また、DX推進の課題として、何から手をつけるか不明瞭であること、地方でのDX人材不足、資金調達の困難さなどが挙げられ、多くの企業が「POC疲れ」の状況にあるとのことです。生成AIの導入におけるデータ制約やプロンプト技術の習得の必要性も課題として挙げられました。最新動向としては、指示を理解して複数のAIやサービスを連携させるAIエージェントの登場が紹介されました。
未来を語り合う「未来予想像」ワークショップ
インプットセッション後には、DXや新規事業のテーマ・アイデアの種を見つけるための「未来予想像」ワークショップを実施しました。参加者は、未来に起こりそうな出来事や技術変化をポストイットに自由に書き出し、「暮らし」「働き」「遊び」「世界」の4つの分類で整理しました。さらに、実現可能性と時期で並べ替えを行いました。ワークショップでは、批判や否定をせず、制約を設けずに自由な発想を促し、他者のアイデアへの加筆や自身の体験からのアイデア出しが推奨されました。
自己紹介の時間でも、ご家族や健康に関する関心が高い方が多く見受けられましたが、ワークショップで出されたアイデアも、「暮らし」に関するものが最も多く、特に健康に関する切実な願いが多数集まりました。

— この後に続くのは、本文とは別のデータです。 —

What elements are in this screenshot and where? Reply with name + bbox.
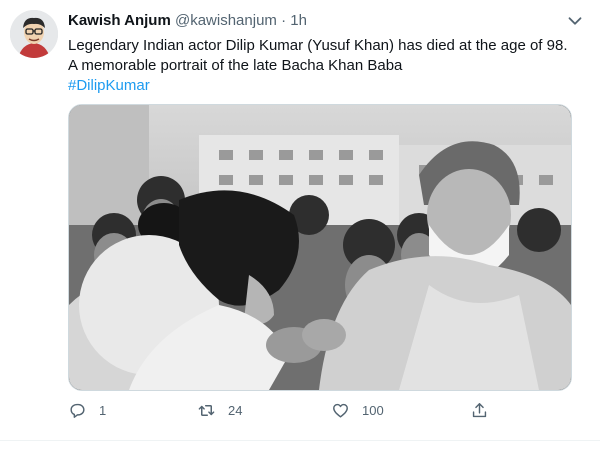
author-name[interactable]: Kawish Anjum [68, 12, 171, 29]
share-button[interactable] [470, 396, 501, 424]
action-bar: 1 24 100 [68, 396, 518, 424]
author-handle[interactable]: @kawishanjum [175, 12, 277, 29]
retweet-button[interactable]: 24 [197, 396, 242, 424]
retweet-icon [198, 404, 215, 416]
tweet-text-line-1: Legendary Indian actor Dilip Kumar (Yusu… [68, 37, 568, 54]
reply-button[interactable]: 1 [68, 396, 106, 424]
chevron-down-icon[interactable] [564, 10, 586, 32]
reply-icon [70, 403, 85, 418]
timestamp[interactable]: 1h [290, 12, 307, 29]
tweet-header: Kawish Anjum @kawishanjum · 1h [68, 12, 580, 32]
reply-count: 1 [99, 402, 107, 418]
divider [0, 440, 600, 441]
heart-icon [333, 403, 348, 418]
separator-dot: · [281, 12, 287, 29]
retweet-count: 24 [228, 402, 243, 418]
like-count: 100 [362, 402, 384, 418]
like-button[interactable]: 100 [331, 396, 384, 424]
black-and-white-photo [69, 105, 571, 390]
share-icon [472, 402, 487, 417]
avatar[interactable] [10, 10, 58, 58]
tweet-text: Legendary Indian actor Dilip Kumar (Yusu… [68, 36, 578, 96]
hashtag-link[interactable]: #DilipKumar [68, 76, 578, 96]
tweet-text-line-2: A memorable portrait of the late Bacha K… [68, 57, 403, 74]
tweet-photo[interactable] [68, 104, 572, 391]
tweet-card[interactable]: Kawish Anjum @kawishanjum · 1h Legendary… [0, 0, 600, 460]
avatar-caricature-image [10, 10, 58, 58]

ワークショップの最後に、各チームが最も「欲しい」と感じた未来のアイデアを2つ選定し、発表しました。
これらのアイデアは、参加者自身の悩みや願いに基づいたものであり、今後のDXや新規事業のテーマになりうる種として捉えられました。
ワークショップの様子②:2チームに分かれてアイディア出し

今後の展望
今回のワークショップで出されたアイデアを深掘りし、具体的な事業アイデアへと繋げていくための活動を、今後も定期的に実施していくことが検討されています。長岡市DX推進部様および日本オラクル様、そして地域の皆様との連携を通じて、DX推進および社会課題解決に向けた取り組みを進めてまいります。
本ワークショップにご参加、ご協力いただいた皆様、誠にありがとうございます。
引き続き、よろしくお願いいたします。